It’s proving to be a good year for St. Paul and its favorite son, F. Scott Fitzgerald.
A collection of Fitzgerald’s “lost” stories (not truly lost, simply never published) will come out this spring from his longtime publisher, Scribner. There’s a new biography on the horizon from Harvard University Press.
And the annual international F. Scott Fitzgerald Society Conference will take place here this summer in the writer’s hometown for only the second time in its history.
You know what that means — tours of Fitzgerald’s old neighborhoods, and photo exhibits of Fitzgerald’s life, and “Gatsby Night” at the St. Paul Saints, and pool parties and live jazz and bus trips to White Bear Lake and Sauk Centre.

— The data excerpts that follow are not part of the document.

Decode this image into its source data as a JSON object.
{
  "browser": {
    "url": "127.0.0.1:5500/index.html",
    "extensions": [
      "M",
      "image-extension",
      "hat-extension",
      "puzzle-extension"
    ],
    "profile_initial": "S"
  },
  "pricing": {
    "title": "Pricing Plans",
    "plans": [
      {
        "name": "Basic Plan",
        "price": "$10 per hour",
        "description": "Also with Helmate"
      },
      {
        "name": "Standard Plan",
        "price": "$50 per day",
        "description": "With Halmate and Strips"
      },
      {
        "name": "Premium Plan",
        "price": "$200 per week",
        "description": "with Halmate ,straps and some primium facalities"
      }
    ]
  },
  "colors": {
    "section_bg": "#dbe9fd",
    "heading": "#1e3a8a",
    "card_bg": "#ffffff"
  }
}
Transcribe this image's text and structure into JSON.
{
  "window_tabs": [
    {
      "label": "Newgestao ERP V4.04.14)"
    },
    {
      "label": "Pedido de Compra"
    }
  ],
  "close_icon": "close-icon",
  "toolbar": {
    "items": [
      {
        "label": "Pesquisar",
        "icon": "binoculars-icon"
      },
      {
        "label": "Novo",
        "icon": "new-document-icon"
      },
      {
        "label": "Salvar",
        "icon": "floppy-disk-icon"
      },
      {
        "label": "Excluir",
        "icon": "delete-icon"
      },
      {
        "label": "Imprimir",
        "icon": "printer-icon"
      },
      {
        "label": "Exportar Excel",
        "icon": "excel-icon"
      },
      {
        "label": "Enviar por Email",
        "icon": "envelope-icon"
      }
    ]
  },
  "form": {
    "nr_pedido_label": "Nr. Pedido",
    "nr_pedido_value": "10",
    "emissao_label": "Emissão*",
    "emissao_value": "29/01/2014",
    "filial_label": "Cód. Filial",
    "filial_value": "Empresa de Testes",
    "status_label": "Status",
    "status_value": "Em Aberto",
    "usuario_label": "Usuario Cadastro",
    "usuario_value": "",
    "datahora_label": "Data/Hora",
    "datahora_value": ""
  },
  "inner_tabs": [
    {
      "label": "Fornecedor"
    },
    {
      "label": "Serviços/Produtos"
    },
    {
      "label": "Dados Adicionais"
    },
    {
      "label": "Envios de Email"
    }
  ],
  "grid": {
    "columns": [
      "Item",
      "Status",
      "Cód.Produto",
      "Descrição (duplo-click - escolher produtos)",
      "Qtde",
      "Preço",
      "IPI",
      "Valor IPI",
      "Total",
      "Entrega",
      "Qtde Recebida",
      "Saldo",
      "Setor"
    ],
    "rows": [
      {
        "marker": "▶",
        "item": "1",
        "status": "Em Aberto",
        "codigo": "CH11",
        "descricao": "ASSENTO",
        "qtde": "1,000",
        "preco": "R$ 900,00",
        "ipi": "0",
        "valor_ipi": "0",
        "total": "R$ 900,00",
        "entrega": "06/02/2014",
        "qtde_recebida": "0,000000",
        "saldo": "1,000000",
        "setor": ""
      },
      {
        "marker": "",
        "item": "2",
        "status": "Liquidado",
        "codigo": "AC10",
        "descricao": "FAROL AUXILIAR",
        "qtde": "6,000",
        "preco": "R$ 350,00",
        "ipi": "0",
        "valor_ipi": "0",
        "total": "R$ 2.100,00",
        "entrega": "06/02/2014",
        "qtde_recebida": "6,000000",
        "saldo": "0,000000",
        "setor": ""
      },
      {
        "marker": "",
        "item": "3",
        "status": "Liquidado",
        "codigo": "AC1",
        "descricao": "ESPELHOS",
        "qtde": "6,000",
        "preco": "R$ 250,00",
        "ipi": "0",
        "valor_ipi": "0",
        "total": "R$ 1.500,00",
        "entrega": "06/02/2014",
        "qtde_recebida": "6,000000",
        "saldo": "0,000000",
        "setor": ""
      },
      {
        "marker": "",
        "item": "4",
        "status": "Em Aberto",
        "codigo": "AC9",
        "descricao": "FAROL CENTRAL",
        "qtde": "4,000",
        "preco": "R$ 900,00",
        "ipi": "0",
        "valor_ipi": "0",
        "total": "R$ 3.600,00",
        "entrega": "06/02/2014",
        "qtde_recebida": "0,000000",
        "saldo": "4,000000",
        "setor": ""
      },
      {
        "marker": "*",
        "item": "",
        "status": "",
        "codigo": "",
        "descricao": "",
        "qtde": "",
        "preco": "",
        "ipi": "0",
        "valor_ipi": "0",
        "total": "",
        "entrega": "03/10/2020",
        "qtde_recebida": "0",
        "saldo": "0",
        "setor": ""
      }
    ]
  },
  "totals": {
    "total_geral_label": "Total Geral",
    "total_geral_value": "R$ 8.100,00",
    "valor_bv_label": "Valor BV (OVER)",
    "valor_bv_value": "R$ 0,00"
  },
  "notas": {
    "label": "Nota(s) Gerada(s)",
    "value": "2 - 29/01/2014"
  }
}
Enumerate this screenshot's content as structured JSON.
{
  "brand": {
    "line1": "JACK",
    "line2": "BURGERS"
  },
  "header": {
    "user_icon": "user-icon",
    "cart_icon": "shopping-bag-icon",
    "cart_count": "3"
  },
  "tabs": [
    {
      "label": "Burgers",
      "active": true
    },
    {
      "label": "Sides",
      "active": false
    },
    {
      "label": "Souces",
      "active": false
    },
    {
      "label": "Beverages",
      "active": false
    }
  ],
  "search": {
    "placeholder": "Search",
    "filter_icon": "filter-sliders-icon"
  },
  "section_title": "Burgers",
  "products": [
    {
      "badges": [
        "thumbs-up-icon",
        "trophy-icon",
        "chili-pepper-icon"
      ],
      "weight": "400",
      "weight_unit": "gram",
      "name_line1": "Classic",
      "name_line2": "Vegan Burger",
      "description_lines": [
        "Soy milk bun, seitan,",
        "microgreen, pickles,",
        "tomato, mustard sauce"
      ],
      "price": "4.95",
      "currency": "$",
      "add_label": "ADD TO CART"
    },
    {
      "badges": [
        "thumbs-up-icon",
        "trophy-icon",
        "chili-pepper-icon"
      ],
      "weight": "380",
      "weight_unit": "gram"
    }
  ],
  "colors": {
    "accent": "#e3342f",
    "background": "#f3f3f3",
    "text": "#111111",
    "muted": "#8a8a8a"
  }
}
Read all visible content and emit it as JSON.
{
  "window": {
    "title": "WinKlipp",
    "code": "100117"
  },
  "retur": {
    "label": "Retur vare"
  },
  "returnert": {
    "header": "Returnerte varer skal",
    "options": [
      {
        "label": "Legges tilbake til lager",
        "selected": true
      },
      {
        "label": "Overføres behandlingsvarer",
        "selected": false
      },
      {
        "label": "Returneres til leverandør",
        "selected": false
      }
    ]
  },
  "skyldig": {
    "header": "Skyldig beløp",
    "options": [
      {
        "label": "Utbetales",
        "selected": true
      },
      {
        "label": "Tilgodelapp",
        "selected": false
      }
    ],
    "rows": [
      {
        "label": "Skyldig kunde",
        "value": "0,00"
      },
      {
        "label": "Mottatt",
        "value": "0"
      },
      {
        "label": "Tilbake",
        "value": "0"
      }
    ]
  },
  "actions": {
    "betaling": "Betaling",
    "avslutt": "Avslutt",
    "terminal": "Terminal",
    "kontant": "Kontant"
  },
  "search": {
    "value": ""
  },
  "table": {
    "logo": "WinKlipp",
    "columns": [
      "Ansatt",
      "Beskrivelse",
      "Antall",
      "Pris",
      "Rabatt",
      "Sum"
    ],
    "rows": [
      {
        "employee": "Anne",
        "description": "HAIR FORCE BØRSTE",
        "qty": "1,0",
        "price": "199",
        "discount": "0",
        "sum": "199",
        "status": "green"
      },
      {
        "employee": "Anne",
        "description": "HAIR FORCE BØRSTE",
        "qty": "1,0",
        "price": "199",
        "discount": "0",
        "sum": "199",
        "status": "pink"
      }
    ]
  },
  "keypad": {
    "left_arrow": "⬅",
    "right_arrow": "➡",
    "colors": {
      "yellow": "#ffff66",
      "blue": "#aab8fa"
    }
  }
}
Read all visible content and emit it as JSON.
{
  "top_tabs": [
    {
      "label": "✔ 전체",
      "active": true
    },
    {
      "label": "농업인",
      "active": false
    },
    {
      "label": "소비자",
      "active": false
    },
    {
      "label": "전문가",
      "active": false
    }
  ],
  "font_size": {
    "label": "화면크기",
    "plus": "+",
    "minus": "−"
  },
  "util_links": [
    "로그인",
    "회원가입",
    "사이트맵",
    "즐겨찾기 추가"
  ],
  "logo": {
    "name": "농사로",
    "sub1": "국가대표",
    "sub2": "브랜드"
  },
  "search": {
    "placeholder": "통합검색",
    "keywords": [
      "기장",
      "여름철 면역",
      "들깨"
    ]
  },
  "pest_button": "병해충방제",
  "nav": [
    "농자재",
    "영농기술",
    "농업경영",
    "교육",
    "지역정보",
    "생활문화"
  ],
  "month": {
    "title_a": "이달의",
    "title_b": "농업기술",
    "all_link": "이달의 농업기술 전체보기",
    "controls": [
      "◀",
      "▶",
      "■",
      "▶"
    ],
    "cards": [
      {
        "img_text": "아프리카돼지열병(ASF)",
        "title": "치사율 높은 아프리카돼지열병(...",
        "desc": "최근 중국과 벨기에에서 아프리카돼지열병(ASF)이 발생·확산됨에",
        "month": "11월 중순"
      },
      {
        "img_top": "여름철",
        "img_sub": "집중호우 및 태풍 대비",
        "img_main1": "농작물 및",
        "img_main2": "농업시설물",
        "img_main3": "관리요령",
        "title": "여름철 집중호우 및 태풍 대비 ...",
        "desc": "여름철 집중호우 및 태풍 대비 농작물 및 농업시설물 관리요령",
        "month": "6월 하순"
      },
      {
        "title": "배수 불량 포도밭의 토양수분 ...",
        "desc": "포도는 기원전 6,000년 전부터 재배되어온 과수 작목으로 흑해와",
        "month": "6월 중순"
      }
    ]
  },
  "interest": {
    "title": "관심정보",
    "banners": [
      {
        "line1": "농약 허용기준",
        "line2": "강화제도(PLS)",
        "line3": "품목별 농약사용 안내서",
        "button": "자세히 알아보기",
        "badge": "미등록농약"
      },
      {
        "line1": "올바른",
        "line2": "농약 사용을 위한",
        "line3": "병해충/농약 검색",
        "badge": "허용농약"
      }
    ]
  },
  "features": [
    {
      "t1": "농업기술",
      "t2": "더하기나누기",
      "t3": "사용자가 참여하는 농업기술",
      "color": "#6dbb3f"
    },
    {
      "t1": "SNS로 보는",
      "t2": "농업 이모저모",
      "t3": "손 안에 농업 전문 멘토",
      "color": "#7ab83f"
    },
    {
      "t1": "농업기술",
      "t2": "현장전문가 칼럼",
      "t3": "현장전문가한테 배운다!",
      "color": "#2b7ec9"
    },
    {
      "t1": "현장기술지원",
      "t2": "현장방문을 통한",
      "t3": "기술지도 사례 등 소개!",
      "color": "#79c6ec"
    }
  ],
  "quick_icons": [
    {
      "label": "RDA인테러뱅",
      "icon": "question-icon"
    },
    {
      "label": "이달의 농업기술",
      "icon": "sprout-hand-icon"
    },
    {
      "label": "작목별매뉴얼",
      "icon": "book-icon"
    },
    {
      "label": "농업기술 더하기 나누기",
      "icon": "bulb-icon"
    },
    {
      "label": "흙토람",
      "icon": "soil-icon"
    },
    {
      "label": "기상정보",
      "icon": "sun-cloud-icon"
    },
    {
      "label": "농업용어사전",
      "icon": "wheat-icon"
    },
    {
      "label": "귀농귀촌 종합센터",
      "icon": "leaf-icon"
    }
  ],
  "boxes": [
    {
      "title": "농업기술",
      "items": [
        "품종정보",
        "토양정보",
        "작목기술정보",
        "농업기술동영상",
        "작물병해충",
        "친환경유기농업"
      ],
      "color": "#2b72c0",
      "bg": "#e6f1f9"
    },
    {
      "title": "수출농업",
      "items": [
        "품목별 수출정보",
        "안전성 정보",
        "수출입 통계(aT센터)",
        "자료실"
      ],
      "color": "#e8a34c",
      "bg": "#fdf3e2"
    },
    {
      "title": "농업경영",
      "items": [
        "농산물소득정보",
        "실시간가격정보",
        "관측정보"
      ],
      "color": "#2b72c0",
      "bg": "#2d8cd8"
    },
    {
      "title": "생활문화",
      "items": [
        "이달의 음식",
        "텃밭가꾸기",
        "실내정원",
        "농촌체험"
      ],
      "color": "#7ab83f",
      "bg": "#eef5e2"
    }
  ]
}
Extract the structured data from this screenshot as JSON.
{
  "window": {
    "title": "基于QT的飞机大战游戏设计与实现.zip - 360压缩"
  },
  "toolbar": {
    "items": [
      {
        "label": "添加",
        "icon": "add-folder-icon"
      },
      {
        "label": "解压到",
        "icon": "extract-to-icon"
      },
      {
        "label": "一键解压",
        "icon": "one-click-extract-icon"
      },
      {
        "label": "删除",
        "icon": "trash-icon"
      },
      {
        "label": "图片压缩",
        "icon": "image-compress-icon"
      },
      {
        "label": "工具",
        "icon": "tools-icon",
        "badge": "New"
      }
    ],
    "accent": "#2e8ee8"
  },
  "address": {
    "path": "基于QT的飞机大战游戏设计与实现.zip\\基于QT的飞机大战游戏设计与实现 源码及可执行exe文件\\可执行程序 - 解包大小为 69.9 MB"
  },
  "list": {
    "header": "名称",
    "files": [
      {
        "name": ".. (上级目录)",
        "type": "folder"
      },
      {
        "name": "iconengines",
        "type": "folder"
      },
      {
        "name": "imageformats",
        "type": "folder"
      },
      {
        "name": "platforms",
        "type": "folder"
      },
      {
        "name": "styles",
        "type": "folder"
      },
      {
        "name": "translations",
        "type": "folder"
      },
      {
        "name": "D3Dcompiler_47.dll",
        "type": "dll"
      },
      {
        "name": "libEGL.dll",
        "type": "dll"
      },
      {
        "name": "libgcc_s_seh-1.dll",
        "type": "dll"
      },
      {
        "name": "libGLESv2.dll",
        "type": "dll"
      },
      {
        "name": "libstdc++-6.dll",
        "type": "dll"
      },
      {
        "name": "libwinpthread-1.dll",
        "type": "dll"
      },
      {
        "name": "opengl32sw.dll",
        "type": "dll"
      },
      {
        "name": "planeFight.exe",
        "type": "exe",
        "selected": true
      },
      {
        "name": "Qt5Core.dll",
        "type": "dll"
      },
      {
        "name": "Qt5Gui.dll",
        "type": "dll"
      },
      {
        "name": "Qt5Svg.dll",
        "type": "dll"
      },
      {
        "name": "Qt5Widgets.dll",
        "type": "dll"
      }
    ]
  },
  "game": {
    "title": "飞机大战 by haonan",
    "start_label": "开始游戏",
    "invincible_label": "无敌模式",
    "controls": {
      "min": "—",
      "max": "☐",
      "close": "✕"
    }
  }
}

(Why Sauk Centre? Just to throw in a little history of that other great Minnesota writer, Sinclair Lewis.)
It also means scholarly papers and serious presentations, of course, with keynotes by Fitzgerald scholars James L.W. West III of Penn State, Anne Margaret Daniel, and others. There will be more than 75 presentations by scholars from all over the world.
Minnesota writers will also take part, including Kao Kalia Yang, Ellen Hart, William Kent Krueger and others.
The international conference is held every other year, alternating between the United States and Europe. It was first (and last) held in St. Paul in 2002.
The conference usually attracts about 300 scholars and academics, but many of the events are open to the public at large. Registration is open and will continue through April 15. (Check out Fitzgerald2017.org, where you can also find a full schedule of events both social and academic.)
The conference, which will run from June 25 to July 1, explores the theme “was student — am now writer,” words taken from Fitzgerald’s World War I discharge papers that describe his transformation from boy to man.